What does Differential Geometry lack in order to "become Relativity" - References

In (special) relativity $\mathbb{R}^n$ comes with a different metric, with signature $(-,+, \ldots +)$.

The mathematical study of manifolds with a Lorentzian metric is called lorentzian geometry, or pseudo-Riemannian geometry or semi-Riemannian geometry (the latter are more general as it refers to any metric which is not definite positive).

A generic Lorentzian manifold is still not a spacetime model in General Relativity, for that you also need it to satisfy Einstein equations $G=8\pi T$.

Mathematical references are O'Neill "Semi-Riemannian Geometry With Applications to Relativity" Beem, Ehrlich "Global Lorentzian geometry"

Initially ignore the effects of spacetime curvature (general relativity). Consider a homogeneous (flat) real four-dimensional space. If the distance between a pair of points is given by a definite (Euclidean) quadratic form, the symmetries of space include the usual orthogonal symmetry group $\mathrm{O}(4)$ and translations (producing the Euclidean group $\mathrm{E}(4)$).
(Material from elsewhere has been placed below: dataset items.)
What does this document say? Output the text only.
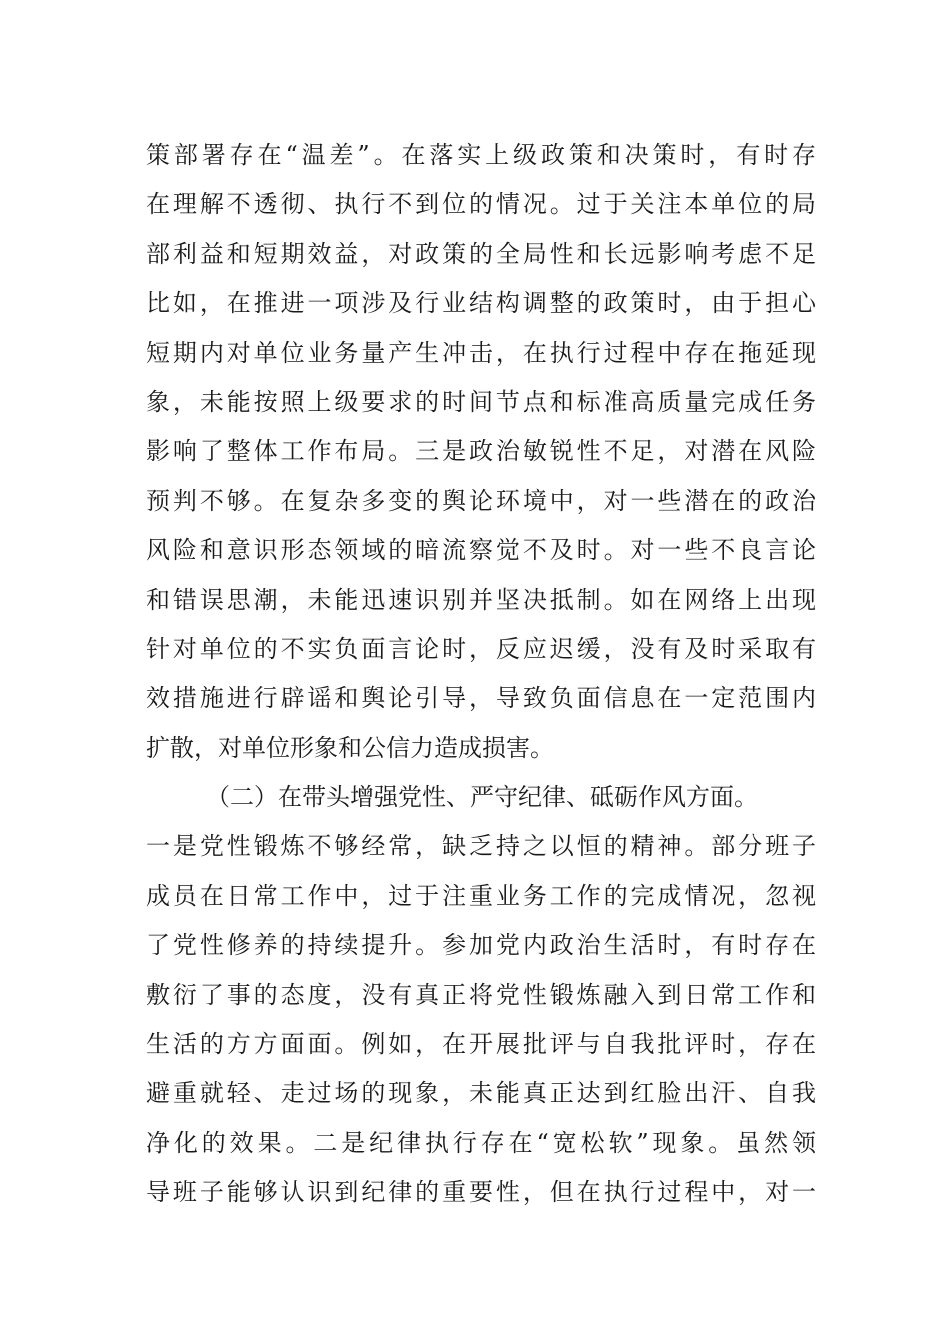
策部署存在“温差”。在落实上级政策和决策时，有时存
在理解不透彻、执行不到位的情况。过于关注本单位的局
部利益和短期效益，对政策的全局性和长远影响考虑不足
比如，在推进一项涉及行业结构调整的政策时，由于担心
短期内对单位业务量产生冲击，在执行过程中存在拖延现
象，未能按照上级要求的时间节点和标准高质量完成任务
影响了整体工作布局。三是政治敏锐性不足，对潜在风险
预判不够。在复杂多变的舆论环境中，对一些潜在的政治
风险和意识形态领域的暗流察觉不及时。对一些不良言论
和错误思潮，未能迅速识别并坚决抵制。如在网络上出现
针对单位的不实负面言论时，反应迟缓，没有及时采取有
效措施进行辟谣和舆论引导，导致负面信息在一定范围内
扩散，对单位形象和公信力造成损害。
（二）在带头增强党性、严守纪律、砥砺作风方面。
一是党性锻炼不够经常，缺乏持之以恒的精神。部分班子
成员在日常工作中，过于注重业务工作的完成情况，忽视
了党性修养的持续提升。参加党内政治生活时，有时存在
敷衍了事的态度，没有真正将党性锻炼融入到日常工作和
生活的方方面面。例如，在开展批评与自我批评时，存在
避重就轻、走过场的现象，未能真正达到红脸出汗、自我
净化的效果。二是纪律执行存在“宽松软”现象。虽然领
导班子能够认识到纪律的重要性，但在执行过程中，对一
The only difference in going to special relativity is that the quadratic form is indefinite (Lorentzian), which results in the indefinite orthogonal symmetry group $\mathrm{O}(1,3)$ and translations (producing the Poincaré group). Rotations just behave a little differently, but should still be thought of as a symmetry group of four dimensional space.

Everything about parameterization of curves and velocities follows directly from this - indeed, all of the geometry of special relativity follows. A pitfall to avoid is thinking of time as universal; it is specific to the coordinate system. If you extend this local picture to differential manifolds, and you add Einstein's equation that relates the curvature of spacetime to its content (specifically the stress-energy tensor), you have general relativity.

As an aside, just as dropping the parallel postulate of Euclidean geometry produces elliptic and hyperbolic geometries, Einstein's postulates for special relativity allow for "non-flat" (de Sitter and anti-de Sitter) geometries, with symmetry groups $\mathrm{O}(1,4)$ and $\mathrm{O}(2,3)$ respectively.